Europe : la France est face à un choix décisif

9 min
Michel Aglietta Professeur émérite d'économie et conseiller scientifique au Cepii et à France Stratégie

Pourquoi la crise de la zone euro est-elle si difficile à surmonter ?

L’Europe participe d’une crise d’ensemble qui manifeste le caractère insoutenable d’une croissance alimentée par la montée permanente de l’endettement privé. Mais la zone euro présente une vulnérabilité particulière, en ce qu’elle est une union de pays très hétérogènes partageant une même monnaie. Cette hétérogénéité, que la mise en oeuvre de l’euro a accentuée, se traduit par une polarisation entre pays créanciers et pays débiteurs, faute d’une politique d’ensemble de contrôle de l’endettement privé après l’avènement de l’euro.

Avec la crise financière et la montée des déficits publics qu’elle a entraînée, cette polarisation s’est transférée sur les dettes publiques. Or, la zone euro n’a pas d’institutions politiques capables de gérer dans le temps une politique de soutenabilité des dettes publiques, ni de dépasser les conflits d’intérêts entre des pays qui sont effectivement dans des situations très différentes, tant du point de vue des dettes que de la compétitivité.

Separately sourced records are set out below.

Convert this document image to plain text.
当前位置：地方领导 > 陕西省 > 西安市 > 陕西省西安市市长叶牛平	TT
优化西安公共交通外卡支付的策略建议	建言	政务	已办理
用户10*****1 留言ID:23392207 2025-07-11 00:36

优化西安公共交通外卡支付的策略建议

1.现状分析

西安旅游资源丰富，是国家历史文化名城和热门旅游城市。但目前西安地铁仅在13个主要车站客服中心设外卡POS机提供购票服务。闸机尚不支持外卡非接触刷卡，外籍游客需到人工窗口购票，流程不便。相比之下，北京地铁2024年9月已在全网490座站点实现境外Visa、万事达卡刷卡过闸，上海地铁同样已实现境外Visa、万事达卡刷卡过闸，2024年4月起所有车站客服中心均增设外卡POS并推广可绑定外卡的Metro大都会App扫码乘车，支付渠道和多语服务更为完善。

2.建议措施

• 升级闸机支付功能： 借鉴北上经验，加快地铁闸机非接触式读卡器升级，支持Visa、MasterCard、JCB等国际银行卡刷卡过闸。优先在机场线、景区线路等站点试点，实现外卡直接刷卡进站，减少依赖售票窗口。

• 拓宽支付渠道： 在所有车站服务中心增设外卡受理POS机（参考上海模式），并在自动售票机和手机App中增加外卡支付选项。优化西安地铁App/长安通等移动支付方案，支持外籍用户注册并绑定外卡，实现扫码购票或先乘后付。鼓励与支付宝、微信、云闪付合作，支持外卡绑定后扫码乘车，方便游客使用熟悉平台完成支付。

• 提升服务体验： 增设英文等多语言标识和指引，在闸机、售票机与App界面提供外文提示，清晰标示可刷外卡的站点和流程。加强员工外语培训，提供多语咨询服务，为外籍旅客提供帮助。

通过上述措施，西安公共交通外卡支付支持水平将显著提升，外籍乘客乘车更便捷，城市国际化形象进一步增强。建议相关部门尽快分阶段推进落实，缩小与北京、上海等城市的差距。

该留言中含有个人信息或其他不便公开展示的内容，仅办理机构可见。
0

Ces conflits sont particulièrement difficiles à surmonter parce que la concertation intergouvernementale est devenue la seule forme de gouvernance européenne : les Etats essaient de trouver des compromis entre les intérêts de chacun. Mais cela ne produit pas un intérêt européen supérieur aux intérêts nationaux. Il s’ensuit, en outre, une dégradation des démocraties nationales parce que les décisions prises dans l’urgence à Bruxelles court-circuitent les parlements nationaux, à l’exception notable du Bundestag.

Comment dépasser ces conflits d’intérêts ?

Il y a deux solutions en théorie des jeux. Soit on se dirige vers un équilibre hégémonique : le pays le plus puissant devient leader. Parce qu’il comprend que sa prospérité tient à l’existence de l’union, son intérêt se confond alors avec celui de la zone euro ; il définit donc sa politique de manière à préserver la cohésion de l’ensemble. Soit il faut définir un intérêt commun européen.

La difficulté vient de ce que l’Allemagne est devenue une puissance économique dominante en Europe, massivement créditrice sur les autres, alors que toute sa philosophie politique depuis l’après-guerre refuse le leadership. C’est une grande puissance qui se pense comme une grosse Suisse, aspirant à préserver sa tranquillité des remous extérieurs. En outre, l’opinion publique allemande a un point de vue moral sur la crise : ceux qui ont fauté doivent payer. Mais l’establishment comprend que le maintien de l’euro est crucial pour le pays, pour des raisons à la fois politiques, économiques et financières.

L’Allemagne semble donc privilégier plutôt la deuxième solution, qui suppose une intégration politique plus étroite. Se pose alors un problème de souveraineté et de légitimité démocratique. Il s’agit de définir quelque chose d’inédit : une double souveraineté enchevêtrée, où chaque Européen serait à la fois citoyen de sa nation et citoyen de l’Europe.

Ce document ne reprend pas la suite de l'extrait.